Race to speciation:
I recently posted an open letter to Susan Watts about scientific journalism.  She replied promptly with polite interest.  I offered to set up a chat.  She is in England, which is a few hours different in time of day from us, but I am an old doctor and taking call is something I have done a lot of.  Tell me what night to expect to be awakened and I shall be prepared effortlessly. 

As you must know, each time I consult another expert I tailor my description of kinship and fertility to what I take to be the orientation of the person I am tormenting.  So I was going over how I would approach the subject for a scientific journalist.  This time I was following the logic in my mind:
Selection is real.
Selection is a race.
Speciation permits effective selection.
Speciation is a race.
Faster speciation provides a head start in selection.
Faster speciation also puts a limit on the size of a random mating population.
All similar animal species undergo speciation at the same rate.

Hold it right there.

Up until the last step the logic seems iron clad.  And indeed the point is not vital.  It is the next to the last step that is vital.  But I think it’s approximately true.

It is not unheard of in competition for the individual to match the performance of the group as a whole.  In a tropical forest there are many species of tree.  They all tend to reach the same height.  A tree that does not reach the height of the canopy is deprived of vital sunlight.  A tree that grows substantially higher than the canopy is deprived of protection of its excess height.  It is more vulnerable to wind and lightning than a tree that does not stand proud. 

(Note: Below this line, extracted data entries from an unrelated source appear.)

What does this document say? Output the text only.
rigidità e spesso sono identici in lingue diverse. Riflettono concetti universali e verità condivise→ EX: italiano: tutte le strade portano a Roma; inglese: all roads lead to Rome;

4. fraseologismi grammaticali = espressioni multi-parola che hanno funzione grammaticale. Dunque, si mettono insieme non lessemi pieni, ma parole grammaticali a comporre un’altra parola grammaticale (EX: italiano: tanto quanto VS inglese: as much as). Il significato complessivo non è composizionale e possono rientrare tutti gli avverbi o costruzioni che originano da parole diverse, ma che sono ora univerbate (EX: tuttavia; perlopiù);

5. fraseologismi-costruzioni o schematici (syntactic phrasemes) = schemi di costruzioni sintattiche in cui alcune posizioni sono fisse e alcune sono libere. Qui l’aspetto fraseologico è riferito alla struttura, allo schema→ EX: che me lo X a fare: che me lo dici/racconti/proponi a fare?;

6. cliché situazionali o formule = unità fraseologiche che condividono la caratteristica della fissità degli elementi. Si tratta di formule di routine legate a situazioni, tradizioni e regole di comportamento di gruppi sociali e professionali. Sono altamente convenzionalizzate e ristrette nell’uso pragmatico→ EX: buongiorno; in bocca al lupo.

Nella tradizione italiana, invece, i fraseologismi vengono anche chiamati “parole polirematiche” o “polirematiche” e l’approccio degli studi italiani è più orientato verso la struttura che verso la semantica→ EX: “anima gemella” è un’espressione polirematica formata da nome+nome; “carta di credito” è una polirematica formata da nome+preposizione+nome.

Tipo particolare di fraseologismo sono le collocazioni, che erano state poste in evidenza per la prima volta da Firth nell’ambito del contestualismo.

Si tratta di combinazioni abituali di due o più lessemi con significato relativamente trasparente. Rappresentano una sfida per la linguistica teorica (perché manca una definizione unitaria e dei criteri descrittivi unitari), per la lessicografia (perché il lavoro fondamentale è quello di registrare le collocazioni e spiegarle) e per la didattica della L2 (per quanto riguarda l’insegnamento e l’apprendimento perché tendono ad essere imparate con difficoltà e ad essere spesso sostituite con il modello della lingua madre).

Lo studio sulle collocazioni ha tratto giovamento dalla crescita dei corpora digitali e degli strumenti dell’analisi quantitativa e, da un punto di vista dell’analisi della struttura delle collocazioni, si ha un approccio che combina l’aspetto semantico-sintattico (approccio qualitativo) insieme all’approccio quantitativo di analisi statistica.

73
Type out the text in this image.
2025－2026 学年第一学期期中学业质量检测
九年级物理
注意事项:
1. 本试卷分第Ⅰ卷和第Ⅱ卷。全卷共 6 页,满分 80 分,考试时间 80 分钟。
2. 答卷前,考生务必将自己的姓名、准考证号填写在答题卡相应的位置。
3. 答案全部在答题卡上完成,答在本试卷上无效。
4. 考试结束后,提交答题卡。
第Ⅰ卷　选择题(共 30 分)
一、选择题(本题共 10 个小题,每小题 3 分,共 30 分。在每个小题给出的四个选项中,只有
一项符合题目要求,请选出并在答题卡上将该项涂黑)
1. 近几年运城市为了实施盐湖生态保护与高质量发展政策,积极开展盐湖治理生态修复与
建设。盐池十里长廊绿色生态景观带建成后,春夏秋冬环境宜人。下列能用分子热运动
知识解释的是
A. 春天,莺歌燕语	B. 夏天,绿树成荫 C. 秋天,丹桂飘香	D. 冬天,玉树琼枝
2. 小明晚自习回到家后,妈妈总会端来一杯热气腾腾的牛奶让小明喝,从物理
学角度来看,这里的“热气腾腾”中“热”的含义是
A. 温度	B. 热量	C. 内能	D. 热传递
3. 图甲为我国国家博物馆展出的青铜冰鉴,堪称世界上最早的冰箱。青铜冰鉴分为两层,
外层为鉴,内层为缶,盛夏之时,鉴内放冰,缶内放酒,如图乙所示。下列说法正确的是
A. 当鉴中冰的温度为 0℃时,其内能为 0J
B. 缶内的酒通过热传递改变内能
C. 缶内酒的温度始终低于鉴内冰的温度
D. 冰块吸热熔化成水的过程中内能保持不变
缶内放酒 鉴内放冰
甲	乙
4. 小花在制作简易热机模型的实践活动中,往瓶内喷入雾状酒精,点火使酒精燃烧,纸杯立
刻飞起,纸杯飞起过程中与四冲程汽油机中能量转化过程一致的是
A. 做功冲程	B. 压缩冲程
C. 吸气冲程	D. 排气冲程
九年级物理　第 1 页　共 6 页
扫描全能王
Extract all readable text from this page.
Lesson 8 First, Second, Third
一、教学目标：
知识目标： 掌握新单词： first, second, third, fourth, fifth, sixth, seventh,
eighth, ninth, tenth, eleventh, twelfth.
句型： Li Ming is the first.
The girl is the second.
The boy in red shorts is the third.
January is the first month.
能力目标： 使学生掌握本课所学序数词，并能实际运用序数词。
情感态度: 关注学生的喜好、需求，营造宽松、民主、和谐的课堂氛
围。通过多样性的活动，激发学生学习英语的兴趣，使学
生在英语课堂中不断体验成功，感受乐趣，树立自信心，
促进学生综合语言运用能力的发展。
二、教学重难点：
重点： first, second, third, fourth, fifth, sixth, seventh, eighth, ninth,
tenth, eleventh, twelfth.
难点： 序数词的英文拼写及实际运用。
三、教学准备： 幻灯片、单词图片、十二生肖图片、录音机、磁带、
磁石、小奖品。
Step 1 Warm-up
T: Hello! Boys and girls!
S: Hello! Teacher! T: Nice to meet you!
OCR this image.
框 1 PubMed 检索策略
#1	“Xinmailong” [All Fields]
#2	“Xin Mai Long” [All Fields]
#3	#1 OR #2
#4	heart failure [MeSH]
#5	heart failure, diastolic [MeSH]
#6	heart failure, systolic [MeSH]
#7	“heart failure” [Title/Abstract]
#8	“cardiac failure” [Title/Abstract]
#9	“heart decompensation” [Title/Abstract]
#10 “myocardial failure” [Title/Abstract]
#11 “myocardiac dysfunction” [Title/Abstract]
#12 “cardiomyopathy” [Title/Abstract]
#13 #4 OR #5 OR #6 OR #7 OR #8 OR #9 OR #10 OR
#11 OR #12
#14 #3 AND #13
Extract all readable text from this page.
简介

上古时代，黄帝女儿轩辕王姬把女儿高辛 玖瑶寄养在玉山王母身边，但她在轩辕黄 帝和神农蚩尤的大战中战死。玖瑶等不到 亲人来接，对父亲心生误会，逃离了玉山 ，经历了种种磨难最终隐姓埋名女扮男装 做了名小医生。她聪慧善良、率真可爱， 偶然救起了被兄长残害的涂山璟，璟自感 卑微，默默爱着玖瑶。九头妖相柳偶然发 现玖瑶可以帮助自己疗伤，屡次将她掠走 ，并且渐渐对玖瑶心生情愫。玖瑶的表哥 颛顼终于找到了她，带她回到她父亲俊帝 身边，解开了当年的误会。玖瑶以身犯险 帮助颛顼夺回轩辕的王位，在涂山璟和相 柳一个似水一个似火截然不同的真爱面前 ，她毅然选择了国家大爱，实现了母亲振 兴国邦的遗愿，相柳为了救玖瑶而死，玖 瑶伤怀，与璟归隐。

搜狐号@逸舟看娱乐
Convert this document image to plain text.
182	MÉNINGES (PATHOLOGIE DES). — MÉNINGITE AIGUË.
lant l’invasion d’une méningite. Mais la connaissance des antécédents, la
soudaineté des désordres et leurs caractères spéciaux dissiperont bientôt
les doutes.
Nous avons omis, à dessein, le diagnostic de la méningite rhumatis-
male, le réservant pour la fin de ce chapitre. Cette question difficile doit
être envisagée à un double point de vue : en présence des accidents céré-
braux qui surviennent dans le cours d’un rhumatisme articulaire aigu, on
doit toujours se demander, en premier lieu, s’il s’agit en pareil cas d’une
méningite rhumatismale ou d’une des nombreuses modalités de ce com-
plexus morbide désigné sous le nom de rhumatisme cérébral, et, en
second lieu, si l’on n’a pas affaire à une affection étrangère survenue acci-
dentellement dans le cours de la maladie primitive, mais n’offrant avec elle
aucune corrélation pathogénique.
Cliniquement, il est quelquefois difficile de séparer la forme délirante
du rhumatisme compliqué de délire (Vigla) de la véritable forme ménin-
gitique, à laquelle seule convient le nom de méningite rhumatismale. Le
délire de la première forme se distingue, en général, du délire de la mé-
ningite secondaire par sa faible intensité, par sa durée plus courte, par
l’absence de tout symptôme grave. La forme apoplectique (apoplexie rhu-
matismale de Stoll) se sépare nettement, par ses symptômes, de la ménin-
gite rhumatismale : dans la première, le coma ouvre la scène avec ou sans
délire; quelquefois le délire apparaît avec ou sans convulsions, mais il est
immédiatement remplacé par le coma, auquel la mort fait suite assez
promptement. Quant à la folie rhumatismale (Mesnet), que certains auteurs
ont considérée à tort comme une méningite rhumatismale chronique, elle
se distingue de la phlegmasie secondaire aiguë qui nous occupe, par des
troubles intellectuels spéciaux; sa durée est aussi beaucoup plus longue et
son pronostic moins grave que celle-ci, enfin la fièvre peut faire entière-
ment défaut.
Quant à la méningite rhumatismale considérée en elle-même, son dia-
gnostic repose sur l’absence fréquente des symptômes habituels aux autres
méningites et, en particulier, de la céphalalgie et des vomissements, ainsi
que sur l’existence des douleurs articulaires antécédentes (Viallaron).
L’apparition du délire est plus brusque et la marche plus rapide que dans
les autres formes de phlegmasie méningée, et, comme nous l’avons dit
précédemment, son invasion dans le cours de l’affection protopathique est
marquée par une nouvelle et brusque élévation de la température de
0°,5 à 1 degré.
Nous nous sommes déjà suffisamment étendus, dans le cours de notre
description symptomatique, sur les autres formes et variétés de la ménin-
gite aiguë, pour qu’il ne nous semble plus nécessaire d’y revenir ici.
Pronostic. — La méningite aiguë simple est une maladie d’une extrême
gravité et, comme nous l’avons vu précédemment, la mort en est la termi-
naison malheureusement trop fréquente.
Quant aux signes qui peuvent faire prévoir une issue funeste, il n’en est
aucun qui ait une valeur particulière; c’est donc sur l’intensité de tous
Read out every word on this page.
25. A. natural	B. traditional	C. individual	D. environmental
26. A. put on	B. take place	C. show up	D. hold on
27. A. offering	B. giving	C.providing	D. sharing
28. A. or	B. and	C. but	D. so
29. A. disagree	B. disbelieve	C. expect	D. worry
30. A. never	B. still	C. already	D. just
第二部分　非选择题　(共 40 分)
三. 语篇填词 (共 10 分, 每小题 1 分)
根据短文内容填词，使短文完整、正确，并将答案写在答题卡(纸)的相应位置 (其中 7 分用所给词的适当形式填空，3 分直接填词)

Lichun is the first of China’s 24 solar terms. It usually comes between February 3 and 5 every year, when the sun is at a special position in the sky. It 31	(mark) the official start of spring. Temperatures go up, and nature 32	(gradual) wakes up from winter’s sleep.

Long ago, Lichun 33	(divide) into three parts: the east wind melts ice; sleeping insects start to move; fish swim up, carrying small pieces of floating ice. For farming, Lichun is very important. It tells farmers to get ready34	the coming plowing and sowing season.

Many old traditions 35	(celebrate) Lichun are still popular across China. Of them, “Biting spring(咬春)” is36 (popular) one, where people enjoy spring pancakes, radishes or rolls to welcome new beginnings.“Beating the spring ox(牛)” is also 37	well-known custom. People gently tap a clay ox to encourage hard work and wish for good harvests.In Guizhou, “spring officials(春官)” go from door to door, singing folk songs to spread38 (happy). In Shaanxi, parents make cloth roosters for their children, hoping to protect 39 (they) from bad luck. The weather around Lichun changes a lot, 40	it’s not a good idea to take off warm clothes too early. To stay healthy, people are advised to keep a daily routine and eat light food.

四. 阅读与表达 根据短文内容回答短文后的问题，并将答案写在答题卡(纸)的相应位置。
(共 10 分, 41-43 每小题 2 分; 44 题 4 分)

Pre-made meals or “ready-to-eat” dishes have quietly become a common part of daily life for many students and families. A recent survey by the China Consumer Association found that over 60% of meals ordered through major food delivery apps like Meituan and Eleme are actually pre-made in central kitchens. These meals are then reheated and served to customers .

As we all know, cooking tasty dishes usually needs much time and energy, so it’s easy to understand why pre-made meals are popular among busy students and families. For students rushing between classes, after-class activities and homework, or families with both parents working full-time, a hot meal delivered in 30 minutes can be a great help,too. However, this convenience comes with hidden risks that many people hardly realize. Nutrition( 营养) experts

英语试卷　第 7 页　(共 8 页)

Similarly in a long distance bicycle race, a rider that goes far ahead faces the full resistance of the wind.  (There’s an exception there.  Often the race is led by a police escort.  The police car may give the leader some help in displacing the air.  They like to do it because if the leader sets a world record the police in the car get bragging rights.)  Obviously the rider who trails far behind is going to have difficulty winning.

So I think it is not far fetched to aver that there is a characteristic number of generations to speciation.  From there the idea that the population size limit becomes more persuasive.

And that is all it takes.  Then it’s just a matter of piling up the massive data.